AIG, which said it had been legally bound to consider the interests of shareholders, appears to have concluded that damage to its public image would outweigh any benefits of joining the suit.
Maybe the idea of suing the US government over the terms of a gargantuan bailout isn't such a winning move for AIG.
That's what the directors of American International Group concluded in a Wednesday meeting. The insurance company's board was reviewing legal action by another firm, Starr International, calling on AIG to join a lawsuit arguing that the terms of the 2008 rescue trampled on shareholder rights.
Starr is run by former AIG chief Maurice "Hank" Greenberg, and had been a major shareholder of AIG.
"The AIG Board has determined to refuse Starr’s demand in its entirety, and will neither pursue these claims itself nor permit Starr to pursue them in AIG’s name," AIG said in a statement released late in the day.
The company said it had been legally bound to weigh the best interests of shareholders.
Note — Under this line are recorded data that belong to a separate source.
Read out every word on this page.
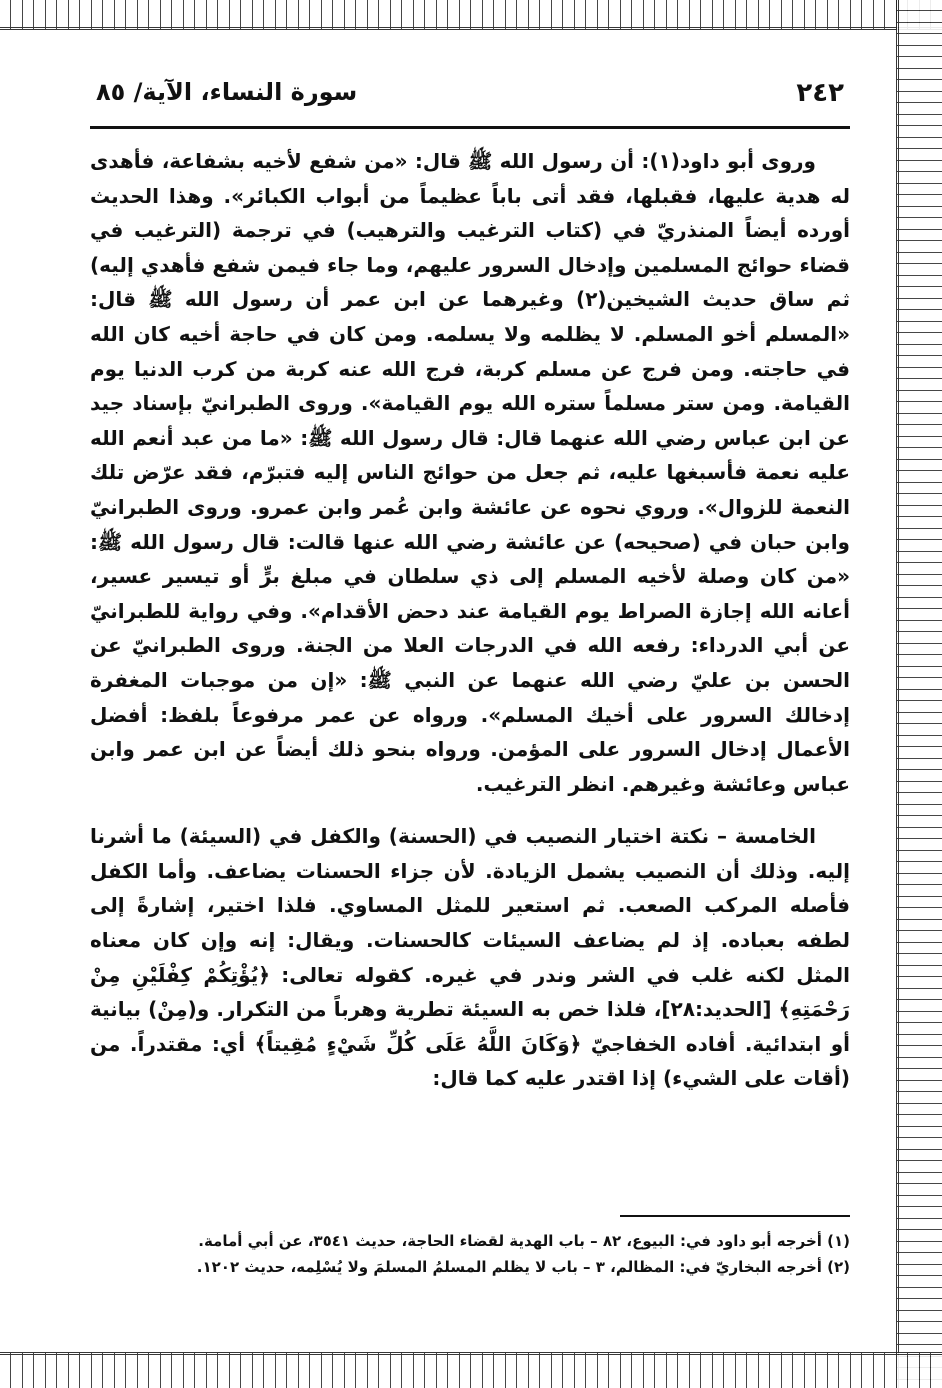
٢٤٢
سورة النساء، الآية/ ٨٥

وروى أبو داود(١): أن رسول الله ﷺ قال: «من شفع لأخيه بشفاعة، فأهدى له هدية عليها، فقبلها، فقد أتى باباً عظيماً من أبواب الكبائر». وهذا الحديث أورده أيضاً المنذريّ في (كتاب الترغيب والترهيب) في ترجمة (الترغيب في قضاء حوائج المسلمين وإدخال السرور عليهم، وما جاء فيمن شفع فأهدي إليه) ثم ساق حديث الشيخين(٢) وغيرهما عن ابن عمر أن رسول الله ﷺ قال: «المسلم أخو المسلم. لا يظلمه ولا يسلمه. ومن كان في حاجة أخيه كان الله في حاجته. ومن فرج عن مسلم كربة، فرج الله عنه كربة من كرب الدنيا يوم القيامة. ومن ستر مسلماً ستره الله يوم القيامة». وروى الطبرانيّ بإسناد جيد عن ابن عباس رضي الله عنهما قال: قال رسول الله ﷺ: «ما من عبد أنعم الله عليه نعمة فأسبغها عليه، ثم جعل من حوائج الناس إليه فتبرّم، فقد عرّض تلك النعمة للزوال». وروي نحوه عن عائشة وابن عُمر وابن عمرو. وروى الطبرانيّ وابن حبان في (صحيحه) عن عائشة رضي الله عنها قالت: قال رسول الله ﷺ: «من كان وصلة لأخيه المسلم إلى ذي سلطان في مبلغ برٍّ أو تيسير عسير، أعانه الله إجازة الصراط يوم القيامة عند دحض الأقدام». وفي رواية للطبرانيّ عن أبي الدرداء: رفعه الله في الدرجات العلا من الجنة. وروى الطبرانيّ عن الحسن بن عليّ رضي الله عنهما عن النبي ﷺ: «إن من موجبات المغفرة إدخالك السرور على أخيك المسلم». ورواه عن عمر مرفوعاً بلفظ: أفضل الأعمال إدخال السرور على المؤمن. ورواه بنحو ذلك أيضاً عن ابن عمر وابن عباس وعائشة وغيرهم. انظر الترغيب.

الخامسة – نكتة اختيار النصيب في (الحسنة) والكفل في (السيئة) ما أشرنا إليه. وذلك أن النصيب يشمل الزيادة. لأن جزاء الحسنات يضاعف. وأما الكفل فأصله المركب الصعب. ثم استعير للمثل المساوي. فلذا اختير، إشارةً إلى لطفه بعباده. إذ لم يضاعف السيئات كالحسنات. ويقال: إنه وإن كان معناه المثل لكنه غلب في الشر وندر في غيره. كقوله تعالى: ﴿يُؤْتِكُمْ كِفْلَيْنِ مِنْ رَحْمَتِهِ﴾ [الحديد:٢٨]، فلذا خص به السيئة تطرية وهرباً من التكرار. و(مِنْ) بيانية أو ابتدائية. أفاده الخفاجيّ ﴿وَكَانَ اللَّهُ عَلَى كُلِّ شَيْءٍ مُقِيتاً﴾ أي: مقتدراً. من (أقات على الشيء) إذا اقتدر عليه كما قال:

(١) أخرجه أبو داود في: البيوع، ٨٢ – باب الهدية لقضاء الحاجة، حديث ٣٥٤١، عن أبي أمامة.

(٢) أخرجه البخاريّ في: المظالم، ٣ – باب لا يظلم المسلمُ المسلمَ ولا يُسْلِمه، حديث ١٢٠٢.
By inference, it concluded that the damage to its public image – hinted at in a firestorm of public criticism this week over the possible legal action – outweighed any potential benefits of joining the lawsuit.
But the uproar over the proposed lawsuit has served up a reminder that goes beyond the details of AIG: Debate over the role government should play in the nation's financial system during times of panic is far from over.
AIG's rescue defined a pivotal point in the financial crisis.
The investment bank Lehman Brothers had just collapsed, and there was uncertainty about whether AIG and then others would fail next. The Federal Reserve promptly moved to the aid of AIG, extending an $85 billion loan in exchange for 80 percent ownership in the troubled firm.